Detroit’s People of good will and community benefits (not “CAVE People”) welcome support.  When the allies and enablers of Kresge’s Future City visions confront and work creatively and sustainably against present and very significant realities for Detroit, like the water shut offs, foreclosures and destruction of public education, then we will be working together for actual transformation.  The absence of such issues and work from current and past Detroit Future City-brand activities is, again, not accidental.

Note the little-noted admission by Kresge Foundation Chairman Rip Rapson about the true scope of ‘reform’ in Detroit, published in the Traverse City Record-Eagle newspaper in April 2013:

“The Emergency Financial Manager’s appointment is a single component in a larger suite of activities through which the city is accelerating its transformation. The manager’s efforts will stand alongside a robust and multifaceted machinery of investment and engagement that is expanding opportunities and supporting the continued emergency of a vibrant and essential Detroit unimaginable to some outside observers.”  

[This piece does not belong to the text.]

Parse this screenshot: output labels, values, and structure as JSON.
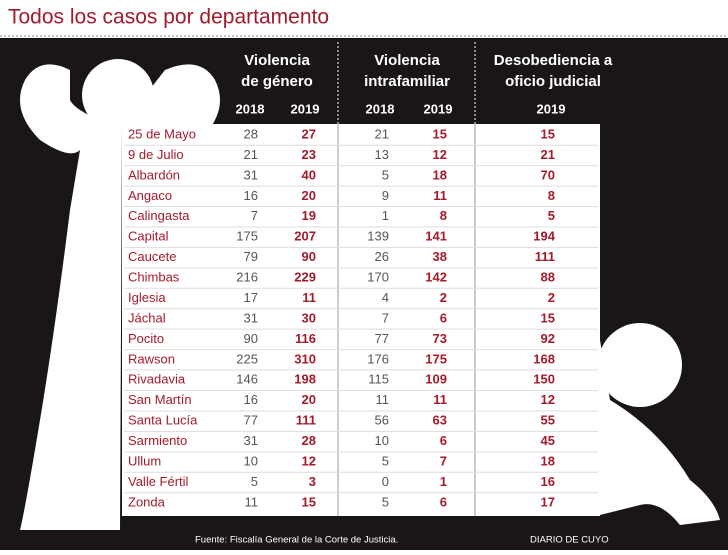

That explicit connection between emergency management and foundation-funded development programs is rarely so openly stated by their proponents, presumably for political reasons.  The reasons aren’t hard to understand.

In recent years a lot of young People of diverse ethnicities and backgrounds have come to Detroit to be a part of our current and future city.  Understanding the dynamics and realities of things like gentrification, regional inequalities, public-private partnerships in an era of militant corporate capitalism, and community engagement across race and class lines have all become significant cottage industries, but far too often mired in self-interested investment and neocolonial development schemes.  Kresge’s multi-year, tens-of-millions-of-dollars “Detroit Future City” intervention has attempted, with much success in elite circles, to set and drive the agenda.  The challenge of responding to this well-funded project of class domination has been immense, and continues to confront us with cunning, stupid statements like “There are CAVE people (Citizens Against Virtually Everything), but you have to challenge the way things have always been done.”  Still we rise, and seek a better, truer and more effective basis for community economic development, human rights and equity.

So don’t settle for such false choices concealing domination, divide-and-conquer campaigns, and empty promises of a better future, if we simply discard essential values in the present.  Rather, join together with People you and trust and work for real challenges & changes to the way things have always been done that go beyond rhetoric.

Detroit sick of moneyed liars!  Detroit smash white supremacy!  Detroit control own future!  Ugh!!!

Notes.

[i] This particular problem is now more than 5 years old, and if my tone is unkind, that’s because I am frankly sick and tired of it.  See, e.g., The Structural Readjustment of Detroit from September 2010.